Republicans railed against the Democrats' massive economic-stimulus and spending bills as fiscally irresponsible, but some GOP lawmakers are taking credit for projects in their own districts funded by the measures.
"Washington needs to stop spending money that it doesn't have," Michigan Republican Rep. Pete Hoekstra said in attacking the $410 billion omnibus-spending bill, which funds the government through September. But once it passed, he touted its benefits for his district, which stretches along Lake Michigan.
"Safe and navigable harbors are economic engines that drive the communities that surround them," Mr.
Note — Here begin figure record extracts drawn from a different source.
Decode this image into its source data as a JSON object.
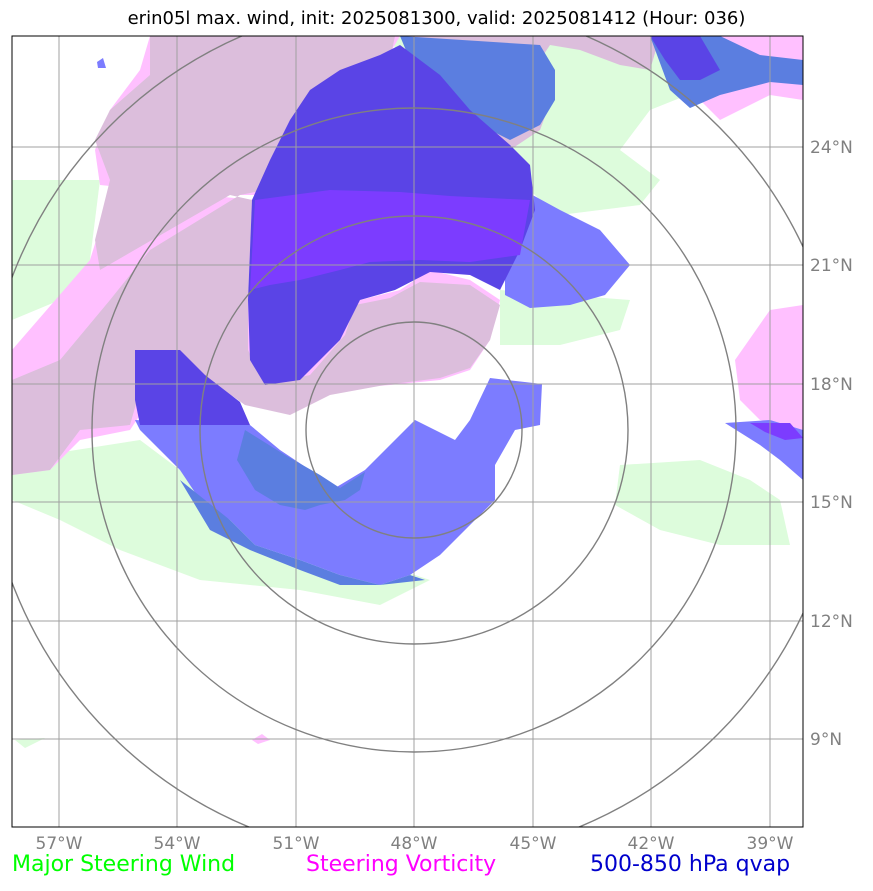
{
  "header": {
    "title": "erin05l max. wind, init: 2025081300, valid: 2025081412 (Hour: 036)"
  },
  "map": {
    "lat_labels": [
      "24°N",
      "21°N",
      "18°N",
      "15°N",
      "12°N",
      "9°N"
    ],
    "lon_labels": [
      "57°W",
      "54°W",
      "51°W",
      "48°W",
      "45°W",
      "42°W",
      "39°W"
    ],
    "colors": {
      "steering_wind": "#ddfcdc",
      "steering_vorticity": "#ffc0ff",
      "vorticity_overlap": "#dcbedc",
      "qvap_light": "#7c7cff",
      "qvap_mid": "#5b7ee0",
      "qvap_dark": "#5a44e6",
      "qvap_deep": "#7c3cff",
      "grid": "#a0a0a0",
      "range_rings": "#808080"
    }
  },
  "legend": {
    "wind": {
      "label": "Major Steering Wind",
      "color": "#00ff00"
    },
    "vorticity": {
      "label": "Steering Vorticity",
      "color": "#ff00ff"
    },
    "qvap": {
      "label": "500-850 hPa qvap",
      "color": "#0000cc"
    }
  }
}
Hoekstra declared, announcing $3 million for harbor improvements.
Hoekstra then shows the crux of the whole problem with his justification of his behavior, and it is the quintessential portrait of the self-centered arrogance (and cowardice) that Republicans have become famous for: Make someone else procure the money, use it as a weapon against them, while you enjoy the benefits of the bounty.
A number of lawmakers disputed this, saying it isn't surprising that a bad bill would contain some good elements. Even if a spending bill is wasteful, they said, that doesn't mean items for their district can't be worthwhile.
"Not to be rude, but it's one of the dumbest things," Mr. Hoekstra said of the notion that there is a contradiction. "The only people who are supposed to get money in an omnibus bill are the ones that vote for it?...I don't see any inconsistency at all."
Translation: ISOKIYAR. No, Pete, you wouldn't see the inconsistency there, would you. Bush Republicans never do.
Thieves often kid themselves that they are entitled to the fruits of someone else's hard work. Republican thieves have turned this thinking into a bona fide clinical psychological disorder.